Anyway, we've been seriously motivated to find a new family doctor & pediatrician. Someone who is more natural that the one we're currently seeing and who has a different perspective on health that what the FDA proposes (I've felt icky about the FDA since my health minor in college). And who recommends natural supplementation (like Cod Liver Oil) over prescriptions, especially for babies. And who will explain vaccines to us better and will listen to our concerns about giving the buddy the full vaccine panel. Can't I please have a pediatrician like that!?
Unfortunately, we currently have the worst health insurance ever (seriously, the worst) and so we've been taking the buddy to the sliding scale doctor's office in town, but we've decided we just can't do that anymore. Even if we have to pay out of pocket for doctor's visits, his vaccines, etc. we want to go somewhere we are heard and respected and not belittled. I seriously do A LOT of research on what we believe is best for our son and I want to be listened to and to be giving suggestions that I feel comfortable with and not treated like an idiot (even if I'm wrong, I'd like to think I'm not dumb).
Unfortunately, we found the perfectly, highly-rated and highly-recommended family practice and they aren't accepting new patients. :-/ So, I will call them every month until they ARE taking new clients or at least until they are tired of me calling. :-) Someone told me she got in by begging, but I'm not so good at that. I wonder if I could get in by crying? ;-)
We go back for another weight check in 2 weeks. Until then we DO have a plan. One that I feel good about. If it doesn't work and he doesn't gain weight, then I will (maybe) give in and do what the Dr. tells me to do. I just can't reconcile my mind to give my baby empty calories instead of nutrient-dense ones. So, for 2 weeks the buddy will be getting lots of butter, cheese, avocados (if he will take them, he hasn't loved them yet), coconut oil, baby food with the highest calories, liver, and we'll keep trying with the cereal at mealtime to see if he will take it.

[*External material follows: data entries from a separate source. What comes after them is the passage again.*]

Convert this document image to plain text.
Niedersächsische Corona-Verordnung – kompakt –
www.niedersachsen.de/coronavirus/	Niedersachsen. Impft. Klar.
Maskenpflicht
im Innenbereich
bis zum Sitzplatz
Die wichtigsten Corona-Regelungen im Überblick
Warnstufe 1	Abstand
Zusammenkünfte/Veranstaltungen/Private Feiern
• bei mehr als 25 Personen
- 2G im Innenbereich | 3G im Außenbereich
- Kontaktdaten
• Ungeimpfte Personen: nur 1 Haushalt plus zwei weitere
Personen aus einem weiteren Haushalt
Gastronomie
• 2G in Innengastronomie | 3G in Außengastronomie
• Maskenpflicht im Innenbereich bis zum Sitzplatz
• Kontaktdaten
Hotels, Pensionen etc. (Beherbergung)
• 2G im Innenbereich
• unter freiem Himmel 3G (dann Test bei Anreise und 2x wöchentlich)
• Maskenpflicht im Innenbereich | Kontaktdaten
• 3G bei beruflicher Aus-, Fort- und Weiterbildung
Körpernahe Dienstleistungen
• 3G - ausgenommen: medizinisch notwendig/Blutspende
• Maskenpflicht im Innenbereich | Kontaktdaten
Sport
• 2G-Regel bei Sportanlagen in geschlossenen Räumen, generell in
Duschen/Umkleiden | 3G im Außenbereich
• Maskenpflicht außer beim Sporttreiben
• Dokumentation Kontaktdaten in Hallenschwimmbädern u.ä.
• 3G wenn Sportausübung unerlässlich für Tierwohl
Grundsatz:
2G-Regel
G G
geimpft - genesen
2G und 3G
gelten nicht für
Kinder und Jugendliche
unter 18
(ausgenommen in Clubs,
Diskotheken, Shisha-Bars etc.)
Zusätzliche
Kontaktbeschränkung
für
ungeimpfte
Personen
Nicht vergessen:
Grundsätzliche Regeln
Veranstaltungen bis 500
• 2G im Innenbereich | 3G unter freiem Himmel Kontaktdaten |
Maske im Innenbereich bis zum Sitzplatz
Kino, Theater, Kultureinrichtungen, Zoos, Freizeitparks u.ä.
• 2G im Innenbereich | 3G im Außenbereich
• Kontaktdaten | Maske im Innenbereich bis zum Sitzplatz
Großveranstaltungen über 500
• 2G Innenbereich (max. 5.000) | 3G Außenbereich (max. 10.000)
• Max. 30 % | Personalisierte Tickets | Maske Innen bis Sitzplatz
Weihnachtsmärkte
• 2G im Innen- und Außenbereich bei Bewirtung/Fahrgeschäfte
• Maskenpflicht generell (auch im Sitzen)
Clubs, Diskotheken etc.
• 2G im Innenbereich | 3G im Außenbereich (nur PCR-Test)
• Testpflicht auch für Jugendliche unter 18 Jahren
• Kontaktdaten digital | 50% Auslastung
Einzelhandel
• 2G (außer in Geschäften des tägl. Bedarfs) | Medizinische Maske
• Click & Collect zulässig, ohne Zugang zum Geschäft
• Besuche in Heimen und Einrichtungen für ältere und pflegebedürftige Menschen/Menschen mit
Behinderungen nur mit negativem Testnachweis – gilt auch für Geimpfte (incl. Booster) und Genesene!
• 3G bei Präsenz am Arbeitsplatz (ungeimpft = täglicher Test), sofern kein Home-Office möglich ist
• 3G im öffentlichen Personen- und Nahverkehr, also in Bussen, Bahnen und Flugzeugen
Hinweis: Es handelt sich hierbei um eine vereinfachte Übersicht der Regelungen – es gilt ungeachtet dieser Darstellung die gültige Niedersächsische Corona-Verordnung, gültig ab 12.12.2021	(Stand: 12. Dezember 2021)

You may agree or disagree with me. It's ok. You can let me know in the comments too. With Dave and my own food I pay close attention to the ingredients, and NOT the calories. We also judge our health by how comfortable and confident we feel, NOT by the scale. So, I really, really want to instill that in the buddy as well. I don't want meal time to be stressful for him (or us) and I don't want him to feel pressure that he HAS to eat. I want him to enjoy food and eating. So, I really want that to be the main goal, not getting him onto a particular curve with other babies that are given mostly formula. :/ Can that be the goal? Can I find a Doctor for whom that's the goal? Sigh...
I read this on a blog about pretty much the same thing yesterday, so I will quote her. "If you need us, [the buddy] and I will be drowning our anxieties in yogurt and cheese."